My favourite picture of Scot.
     The death of my only remaining sibling hit me hard.  Harder than the other two had.  It was an extremely difficult time in my life.  How could I remain strong in the face of this unexpected tragedy?  I felt like I didn't deserve to feel so shattered, especially in the shadow of my parents' immeasurable loss.  

     My brother was the co-keeper of my childhood.  The only one who could relate to what we went through as a family.  He was the only other person who knew what it was like to grow up with our parents, in our home.  His death had me feeling so much more than grief. I could think of only the hard times ahead.  Of the times when my brother wouldn't be by my side.  When my parents began to age and needed care, or when they themselves died.  I was confused and I was angry.  Scot's death was something I could not come to terms with.  Because of this, I knew that I could no longer be the strong one.  
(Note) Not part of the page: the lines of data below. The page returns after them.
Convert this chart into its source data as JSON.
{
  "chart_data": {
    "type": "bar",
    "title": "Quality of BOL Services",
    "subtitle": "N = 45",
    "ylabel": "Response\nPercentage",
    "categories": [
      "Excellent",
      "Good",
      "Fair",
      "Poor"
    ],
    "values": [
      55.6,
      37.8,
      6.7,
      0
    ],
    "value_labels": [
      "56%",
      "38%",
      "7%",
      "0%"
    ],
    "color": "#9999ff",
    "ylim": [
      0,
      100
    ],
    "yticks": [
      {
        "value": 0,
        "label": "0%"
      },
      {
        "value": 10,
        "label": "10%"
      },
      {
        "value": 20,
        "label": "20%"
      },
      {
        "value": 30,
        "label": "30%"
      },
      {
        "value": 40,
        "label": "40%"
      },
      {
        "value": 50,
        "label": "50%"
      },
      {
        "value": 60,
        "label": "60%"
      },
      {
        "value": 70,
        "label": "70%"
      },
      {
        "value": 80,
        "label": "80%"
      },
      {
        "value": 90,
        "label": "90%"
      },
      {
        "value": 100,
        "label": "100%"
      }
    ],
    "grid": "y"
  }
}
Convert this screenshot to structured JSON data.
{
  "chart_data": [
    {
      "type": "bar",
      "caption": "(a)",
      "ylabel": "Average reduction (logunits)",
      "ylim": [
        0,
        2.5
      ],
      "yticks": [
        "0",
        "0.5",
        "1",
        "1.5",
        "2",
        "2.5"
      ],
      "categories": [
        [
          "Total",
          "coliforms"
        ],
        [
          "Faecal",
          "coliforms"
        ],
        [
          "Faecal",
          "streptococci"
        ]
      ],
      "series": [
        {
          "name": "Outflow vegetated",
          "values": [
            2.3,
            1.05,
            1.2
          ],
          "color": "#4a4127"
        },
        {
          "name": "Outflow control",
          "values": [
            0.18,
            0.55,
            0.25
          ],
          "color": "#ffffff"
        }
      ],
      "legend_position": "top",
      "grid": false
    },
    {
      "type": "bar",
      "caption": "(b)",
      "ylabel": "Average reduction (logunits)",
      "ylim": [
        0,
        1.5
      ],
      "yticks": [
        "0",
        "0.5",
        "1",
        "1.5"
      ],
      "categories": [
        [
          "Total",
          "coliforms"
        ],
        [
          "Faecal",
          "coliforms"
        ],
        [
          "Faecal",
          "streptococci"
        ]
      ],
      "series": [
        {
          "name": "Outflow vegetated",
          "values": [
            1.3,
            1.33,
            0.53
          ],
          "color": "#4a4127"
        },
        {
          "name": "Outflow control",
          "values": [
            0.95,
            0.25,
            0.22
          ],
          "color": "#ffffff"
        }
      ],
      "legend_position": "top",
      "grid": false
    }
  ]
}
     Being the bookish person that I am, I sought answers in the form of a book.  Sadly, I discovered that there were more books on losing a pet than on losing a sibling.  A handful of books existed for surviving children after a death in the family, but they were geared toward young children.   Many books dealt with losing a parent, a child or a spouse.  There was no handbook for me.  No resource or information on how to heal myself and come to terms with my varied emotions.  This time, I needed to ask for help.  

     For the first time in my life, I sought council and began seeing a therapist.  I realize now, that I should have done this long ago.  I have been given tools to help me become better, not bitter.  I have been shown how to accept my feelings, deal with survivor's guilt and reduce my anxieties over what will happen next.  I have learned to be more mindful and, of all things, grateful.  I have learned that I will never "get over" the loss of my siblings. I must instead move on and through.  I have created a wonderful life for myself in spite of the missing pieces in my life.  Perhaps I am even strong like those well meaning mourners at my brother's funeral asked me to be for my parents. They are now aged 89 and 90.  Their health is failing as is their will.  I am their only living child.  It is a role that I did no want but can not change. 

     My siblings have left my life, but not my heart.  Today, on the second anniversary of Scot's death, I pay tribute to all three of my siblings in a way that he would have loved.  I got a tattoo.

Scot had several and never would he have believed that I too, would adorn my body with one.  It is totally not me, but somehow it is truly fitting.  The semicolon indicates a pause in a sentence.  It is not an ending, rather a sign that my story continues.  Each of the birds symbolizes one of my siblings; Bryan, Lynn and Scot. They are no longer with me, but they remain a part of my story.  Though sometimes I feel as if I were, I am not alone.  I will do my very best to live on for them with love and gratitude on my journey.